"There's a $15 minimum now," said the voice on the other end, apologetically. "Gas is $4 a gallon, you know."
I wasn't the only one to be hit with expenses due to rising gas prices (and what's worse, my husband didn't eat the $5.99 antipasto salad I ordered). Many businesses are starting to charge for delivery, or tacking fuel surcharges on top of existing prices. The Washington Post points to a $10 increase in the cost of a mowed lawn for one woman; off-the-charts fuel surcharges at grocery delivery service Peapod; and the surcharges to ship packages at UPS and FedEx, going up by a percentage point to 9.5% on July 6 thanks to the ever-rising cost of diesel. Green Daily wrote about a fuel surcharge for traffic violations that will go into effect in one Georgia town July 1.

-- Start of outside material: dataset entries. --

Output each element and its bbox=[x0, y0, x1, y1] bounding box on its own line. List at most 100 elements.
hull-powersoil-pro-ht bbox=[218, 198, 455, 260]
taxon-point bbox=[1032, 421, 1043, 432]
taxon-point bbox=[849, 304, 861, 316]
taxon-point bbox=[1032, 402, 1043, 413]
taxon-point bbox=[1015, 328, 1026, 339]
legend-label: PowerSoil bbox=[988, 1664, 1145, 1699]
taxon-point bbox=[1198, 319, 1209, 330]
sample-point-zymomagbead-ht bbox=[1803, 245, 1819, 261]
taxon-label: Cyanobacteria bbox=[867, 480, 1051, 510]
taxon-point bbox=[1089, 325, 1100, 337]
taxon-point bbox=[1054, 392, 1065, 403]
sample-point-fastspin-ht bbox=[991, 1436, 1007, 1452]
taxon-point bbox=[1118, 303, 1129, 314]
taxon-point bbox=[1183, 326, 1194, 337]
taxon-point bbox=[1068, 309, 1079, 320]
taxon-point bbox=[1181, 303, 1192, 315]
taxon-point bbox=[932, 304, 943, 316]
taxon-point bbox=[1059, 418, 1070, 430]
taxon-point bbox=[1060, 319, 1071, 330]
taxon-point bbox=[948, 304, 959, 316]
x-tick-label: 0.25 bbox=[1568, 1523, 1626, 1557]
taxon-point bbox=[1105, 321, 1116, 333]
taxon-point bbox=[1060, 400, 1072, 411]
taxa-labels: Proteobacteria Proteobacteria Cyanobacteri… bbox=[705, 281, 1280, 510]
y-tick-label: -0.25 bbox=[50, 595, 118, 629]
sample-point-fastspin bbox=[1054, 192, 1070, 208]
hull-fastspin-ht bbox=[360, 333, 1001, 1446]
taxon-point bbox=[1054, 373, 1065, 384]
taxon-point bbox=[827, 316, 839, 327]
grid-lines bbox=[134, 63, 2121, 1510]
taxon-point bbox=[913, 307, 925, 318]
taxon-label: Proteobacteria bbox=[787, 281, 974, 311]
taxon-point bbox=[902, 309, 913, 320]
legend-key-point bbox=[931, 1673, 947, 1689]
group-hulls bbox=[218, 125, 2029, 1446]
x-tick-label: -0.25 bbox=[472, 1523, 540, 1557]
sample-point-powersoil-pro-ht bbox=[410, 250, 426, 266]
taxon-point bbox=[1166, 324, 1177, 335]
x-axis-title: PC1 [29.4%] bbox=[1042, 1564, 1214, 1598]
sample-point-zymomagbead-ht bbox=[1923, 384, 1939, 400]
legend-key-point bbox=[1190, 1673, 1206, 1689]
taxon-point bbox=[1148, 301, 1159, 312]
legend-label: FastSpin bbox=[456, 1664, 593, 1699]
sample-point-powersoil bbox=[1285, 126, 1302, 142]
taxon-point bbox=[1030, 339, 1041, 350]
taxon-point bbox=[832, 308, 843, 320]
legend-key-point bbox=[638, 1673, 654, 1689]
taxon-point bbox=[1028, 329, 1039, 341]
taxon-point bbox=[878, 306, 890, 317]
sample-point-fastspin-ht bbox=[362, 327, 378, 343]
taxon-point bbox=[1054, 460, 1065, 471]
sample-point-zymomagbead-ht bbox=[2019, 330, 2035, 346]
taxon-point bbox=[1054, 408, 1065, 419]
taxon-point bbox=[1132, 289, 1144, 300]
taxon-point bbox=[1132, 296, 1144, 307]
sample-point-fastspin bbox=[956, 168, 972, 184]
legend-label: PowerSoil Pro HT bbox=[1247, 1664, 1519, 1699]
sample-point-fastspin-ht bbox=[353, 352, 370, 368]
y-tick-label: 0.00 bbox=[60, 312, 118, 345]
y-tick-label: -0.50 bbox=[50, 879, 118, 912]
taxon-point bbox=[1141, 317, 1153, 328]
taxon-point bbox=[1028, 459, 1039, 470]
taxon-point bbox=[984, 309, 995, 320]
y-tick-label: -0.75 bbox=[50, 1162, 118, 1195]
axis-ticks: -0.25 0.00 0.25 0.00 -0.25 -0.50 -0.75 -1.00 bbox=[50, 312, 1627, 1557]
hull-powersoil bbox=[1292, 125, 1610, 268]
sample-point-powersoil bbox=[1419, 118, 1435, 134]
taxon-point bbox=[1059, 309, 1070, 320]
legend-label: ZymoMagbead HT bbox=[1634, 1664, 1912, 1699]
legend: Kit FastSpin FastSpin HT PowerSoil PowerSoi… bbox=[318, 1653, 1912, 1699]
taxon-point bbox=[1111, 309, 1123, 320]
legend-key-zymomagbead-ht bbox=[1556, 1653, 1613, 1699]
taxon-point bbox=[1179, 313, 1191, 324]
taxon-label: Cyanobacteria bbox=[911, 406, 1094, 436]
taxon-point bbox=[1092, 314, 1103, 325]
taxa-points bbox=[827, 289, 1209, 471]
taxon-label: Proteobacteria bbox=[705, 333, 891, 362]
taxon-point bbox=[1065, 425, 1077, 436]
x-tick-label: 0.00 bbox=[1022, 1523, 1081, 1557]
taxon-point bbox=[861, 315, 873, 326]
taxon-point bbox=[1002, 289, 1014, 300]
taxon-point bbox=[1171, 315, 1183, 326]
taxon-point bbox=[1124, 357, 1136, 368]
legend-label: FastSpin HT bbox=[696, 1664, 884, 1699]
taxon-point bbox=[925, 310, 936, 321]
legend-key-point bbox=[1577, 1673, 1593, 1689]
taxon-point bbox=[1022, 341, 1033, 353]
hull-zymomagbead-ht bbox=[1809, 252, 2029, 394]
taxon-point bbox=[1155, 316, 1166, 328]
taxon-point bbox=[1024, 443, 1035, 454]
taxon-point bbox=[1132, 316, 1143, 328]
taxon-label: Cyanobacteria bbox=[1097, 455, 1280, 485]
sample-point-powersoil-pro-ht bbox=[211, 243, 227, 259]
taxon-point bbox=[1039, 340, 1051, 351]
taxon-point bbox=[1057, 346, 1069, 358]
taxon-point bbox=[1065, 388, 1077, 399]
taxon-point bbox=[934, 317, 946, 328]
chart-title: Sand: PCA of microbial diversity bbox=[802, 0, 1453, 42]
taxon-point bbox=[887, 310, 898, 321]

Naturally, not everyone is cool with the added on costs.
Fuel surcharges billed after customers booked some cruises with Carnival and Royal Caribbean were paid back after the Florida attorney general had at the two companies. And Daniel Gross in this dated but still relevant Slate article calls fuel surcharges a "ripoff" that don't take into account the true costs to the company of the increase in fuel prices -- he says they're just a way to increase prices while appearing to be just a victim of market forces.
Morally correct (or generally accepted accounting principles-following) or no, it's sure the coming months will see even more fuel surcharges. My city's transit system is currently debating the biggest ticket increase ever; and that is based on the assumption of $4.00/gallon gas, an assumption that's already proven to be too conservative. Have you seen unusual or unexpected increases in your expenses recently that are explained by the cost of fuel? Do you buy the argument?